The BRS business, the trajectory we have with them is that they are -- they should be improving their -- everything remaining the same pre-COVID, they should be improving their UOP over the next 2 years, given the investments we've made in the past. So now with the COVID ball in the air, but I think they'll be pretty quickly back on their feet.

Denis Machuel

executive
#59

Yes.

Marc Rolland

executive
#60

It's an agile business. We went through crisis with high unemployment before. It lasts a few quarters, but then you reconsolidate your volumes. I think it also gives us -- the crisis has given us some opportunities because some of the clients who said, "I want to get delivery of my vouchers," and says, "Now, we call." Now if you move to cards, we can. So we also see some governments coming towards, asking us some new services, helps how to manage benefits to governments and so forth, and we have the agility to do it. So I mean all these digital investments we've been making over the past years will help us be more agile in the future.

Operator

operator
#61

And your next question comes from the line of Felix Schlueter from Goldman Sachs.

Felix Schlueter

analyst
#62

Perfect. It's a very quick one. I just wanted to confirm if I understand correctly that you said Healthcare volumes were up. And if you could just give us a picture of what's happening in Healthcare? Because I presume that occupancy might be down given that the normal operations albeit put on hold. But is there anything else going on that is supporting volumes?

Denis Machuel

executive
#63

Actually, Healthcare volumes are not up. We see, in hospitals where there is a COVID-19 activity, yes, we see volumes up, definitely, because we need to do more cleaning, and they're, of course, more active. There is more staff, so we feed more people. But on the other side, we see that some hospitals have less activity, some private clinics have less activities because they've postponed some nonurgent surgeries or things like this to be able to accept COVID-19 patients. So we see some even have closed. And -- but we also see a small drop in revenues in healthcare because of the retail that is being closed. There is no more visitors in the hospital. So the only services that remain are -- the immense majority of hospital is just patient feeding, staff feeding and FM. So in retail, depending upon the country, it can be 10%, 20% of our activity. So -- and then this has an impact. Yes. All right. I think we need to get moving. So I'd like to thank -- thanks a lot for your presence.
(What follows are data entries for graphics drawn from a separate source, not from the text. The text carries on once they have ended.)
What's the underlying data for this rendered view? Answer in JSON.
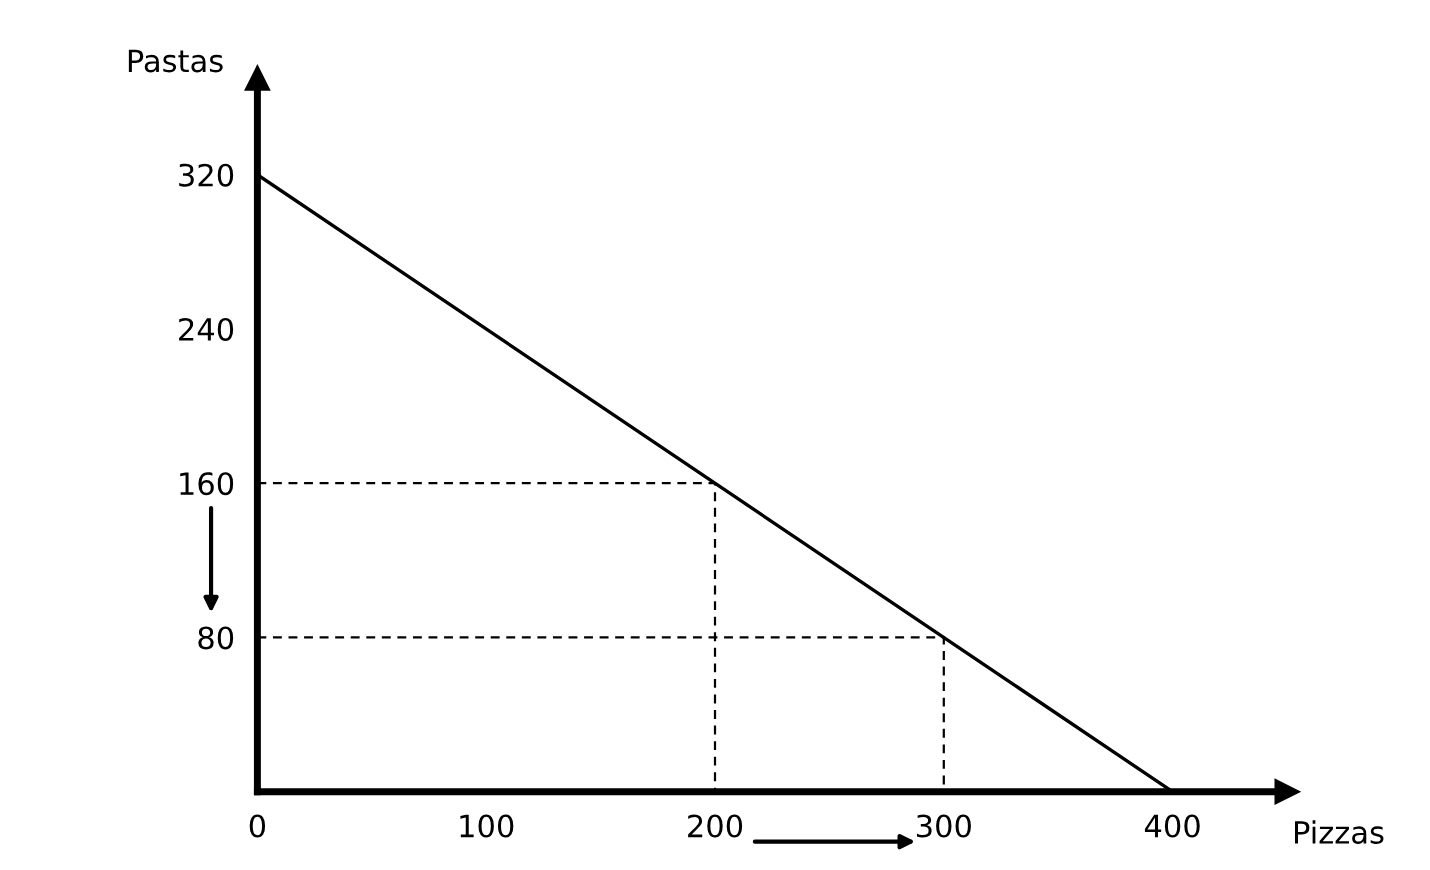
{
  "chart_data": {
    "type": "line",
    "xlabel": "Pizzas",
    "ylabel": "Pastas",
    "xlim": [
      0,
      450
    ],
    "ylim": [
      0,
      370
    ],
    "xticks": [
      0,
      100,
      200,
      300,
      400
    ],
    "yticks": [
      80,
      160,
      240,
      320
    ],
    "grid": false,
    "legend": false,
    "marker": "none",
    "series": [
      {
        "color": "#000000",
        "x": [
          0,
          400
        ],
        "values": [
          320,
          0
        ],
        "line_style": "solid"
      },
      {
        "color": "#000000",
        "x": [
          0,
          200,
          200
        ],
        "values": [
          160,
          160,
          0
        ],
        "line_style": "dashed"
      },
      {
        "color": "#000000",
        "x": [
          0,
          300,
          300
        ],
        "values": [
          80,
          80,
          0
        ],
        "line_style": "dashed"
      }
    ]
  }
}
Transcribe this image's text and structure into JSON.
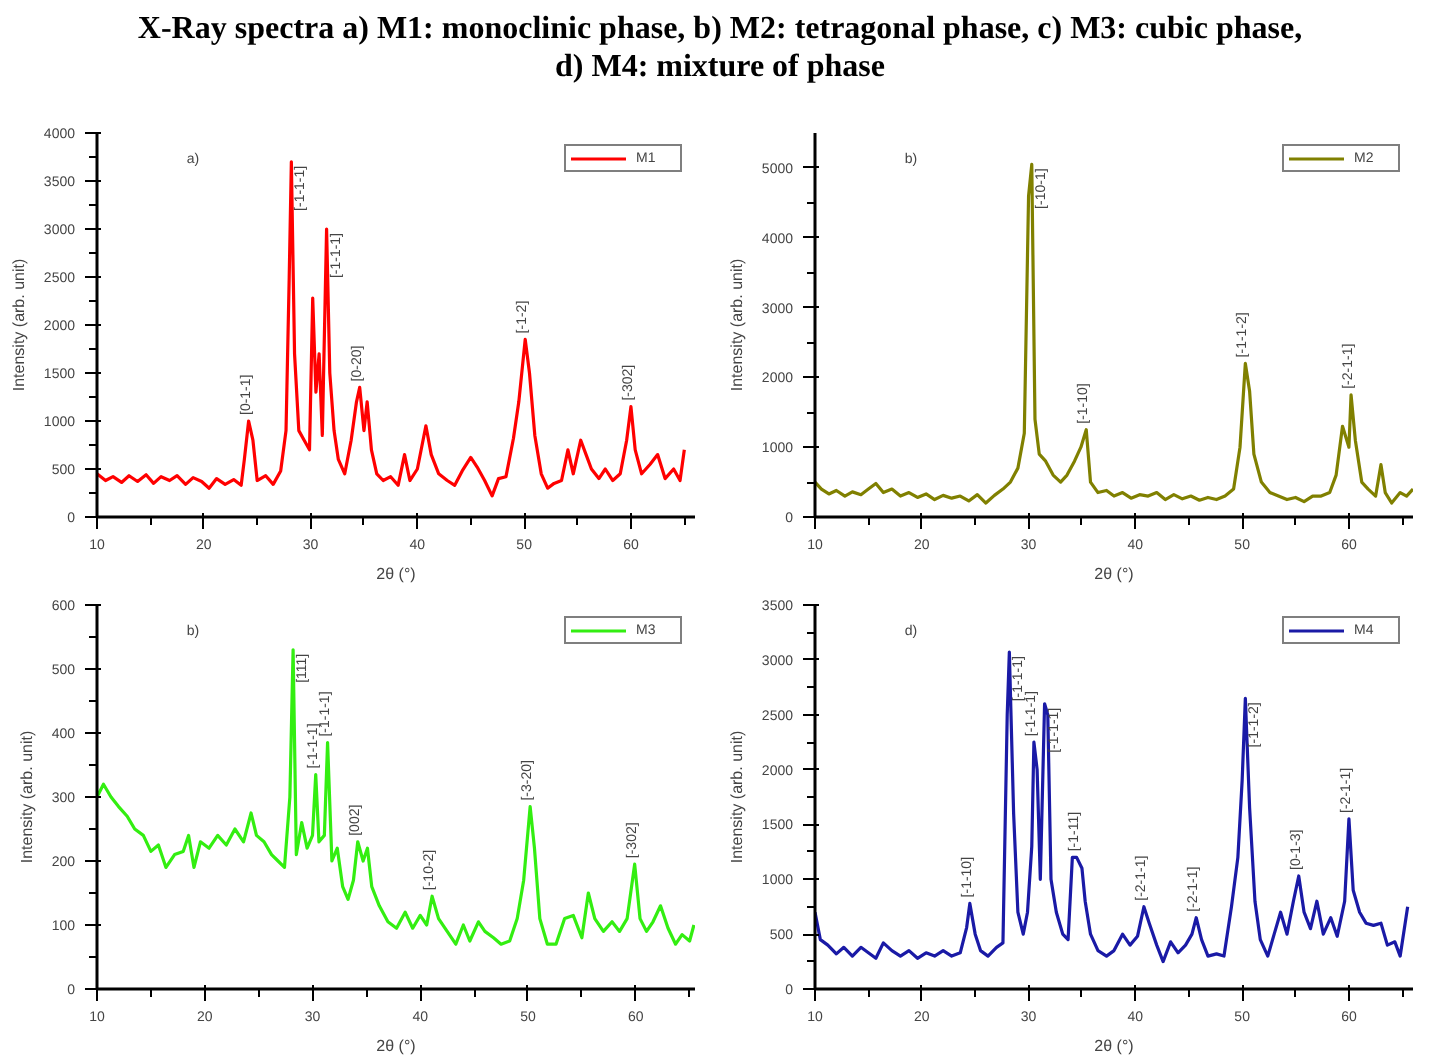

And hopefully, even though I think we've proven efficient in these virtual meetings, I would hope that the next meeting will be a physical one. So thanks for being with us. Take care of yourselves, and have a good evening.

Marc Rolland

executive
#64

Bye.

Denis Machuel

executive
#65

Thank you very much.

Virginia Jeanson

executive
#66

Bye.

Denis Machuel

executive
#67

Thank you. Bye-bye.

Operator

operator
#68

Thank you. And that will conclude our conference for today. Thank you all for participating. You may all disconnect.